Anthropotechnik is the practice of human self-formation. It is what Sloterdijk called the practising life: the disciplines by which a person makes themselves into a person.
The word joins anthropos, the human being, to techne, a craft — the skill that comes only through repeated and attentive doing. The compound is deliberate. It refuses the romantic move that places the self outside its own making.
The cultivated self is both the maker and the made. The practice is what holds those two together — a discipline kept long enough that the keeping becomes the keeper.
The practice has three fields. Each is irreducible. The cultivated self is not the sum of any two of them. Each is kept by daily work, not by theory.
The body is the only instrument that cannot be outsourced. Train it. Track it without commentary. The HRV trace, the gait, the breath under load: these are the report the body makes to itself.
A rule is what makes a practice repeatable without thought. Write it down; keep it; revise it on a schedule, not in the moment.
One thing made by hand: a sentence, an arc of wood, a dial trained against a graduated face. The point is the standing record of attention, kept against drift.
A rule is not a list of intentions. It is a standing form a person agrees to live inside, revised on a schedule, written down, and answerable.
The rule here is short and partial.
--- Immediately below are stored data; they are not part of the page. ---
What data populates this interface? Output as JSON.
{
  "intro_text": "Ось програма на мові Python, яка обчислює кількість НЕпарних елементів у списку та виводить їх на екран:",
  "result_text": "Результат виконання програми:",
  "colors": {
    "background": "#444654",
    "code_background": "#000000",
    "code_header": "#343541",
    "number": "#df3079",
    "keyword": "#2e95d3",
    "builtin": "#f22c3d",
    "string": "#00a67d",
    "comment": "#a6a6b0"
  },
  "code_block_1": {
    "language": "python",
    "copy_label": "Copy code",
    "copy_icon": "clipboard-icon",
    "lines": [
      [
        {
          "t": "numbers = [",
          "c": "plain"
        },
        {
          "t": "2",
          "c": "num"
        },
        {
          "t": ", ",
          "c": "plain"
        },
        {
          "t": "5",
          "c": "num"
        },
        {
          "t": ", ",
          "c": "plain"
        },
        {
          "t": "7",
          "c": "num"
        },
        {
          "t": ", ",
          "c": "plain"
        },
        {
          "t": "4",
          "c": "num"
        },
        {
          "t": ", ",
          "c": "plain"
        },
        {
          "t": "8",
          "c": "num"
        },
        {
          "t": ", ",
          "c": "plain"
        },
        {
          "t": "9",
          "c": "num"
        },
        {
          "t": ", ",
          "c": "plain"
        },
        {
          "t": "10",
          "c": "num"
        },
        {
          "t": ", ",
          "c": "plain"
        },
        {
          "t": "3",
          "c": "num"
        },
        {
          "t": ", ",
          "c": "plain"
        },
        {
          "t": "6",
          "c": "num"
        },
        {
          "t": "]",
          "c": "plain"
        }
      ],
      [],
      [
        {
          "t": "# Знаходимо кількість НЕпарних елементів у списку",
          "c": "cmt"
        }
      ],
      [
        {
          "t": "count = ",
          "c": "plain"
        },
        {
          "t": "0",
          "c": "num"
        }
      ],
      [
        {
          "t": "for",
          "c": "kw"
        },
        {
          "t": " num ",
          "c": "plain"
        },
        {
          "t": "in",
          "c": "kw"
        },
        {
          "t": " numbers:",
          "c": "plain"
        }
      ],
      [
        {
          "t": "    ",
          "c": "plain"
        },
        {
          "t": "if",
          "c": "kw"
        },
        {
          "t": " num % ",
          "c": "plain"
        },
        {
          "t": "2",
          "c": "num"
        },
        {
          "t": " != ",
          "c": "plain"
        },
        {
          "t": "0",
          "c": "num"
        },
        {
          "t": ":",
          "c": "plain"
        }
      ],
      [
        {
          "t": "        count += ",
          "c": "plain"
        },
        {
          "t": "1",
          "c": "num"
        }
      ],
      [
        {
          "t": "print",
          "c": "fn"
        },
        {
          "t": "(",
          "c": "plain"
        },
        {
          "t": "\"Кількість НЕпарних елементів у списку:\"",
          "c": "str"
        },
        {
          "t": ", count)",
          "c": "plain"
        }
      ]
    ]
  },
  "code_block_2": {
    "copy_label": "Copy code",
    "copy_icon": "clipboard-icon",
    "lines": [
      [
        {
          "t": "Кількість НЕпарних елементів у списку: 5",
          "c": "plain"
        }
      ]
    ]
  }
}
It is published so that keeping it has witnesses.
These are not heroic disciplines. They are quotidian. That is the point. The cultivated self is the cumulative effect of small, repeated, witnessed kept work.
The site is the rule's public form. The essays test it. The forthcoming instrument — Kensei — is its private form: a tool for the discipline of attention, method not motivation, built to a specification, not a feature list.
Until then the rule is short, the practice is daily, and the essays will keep coming.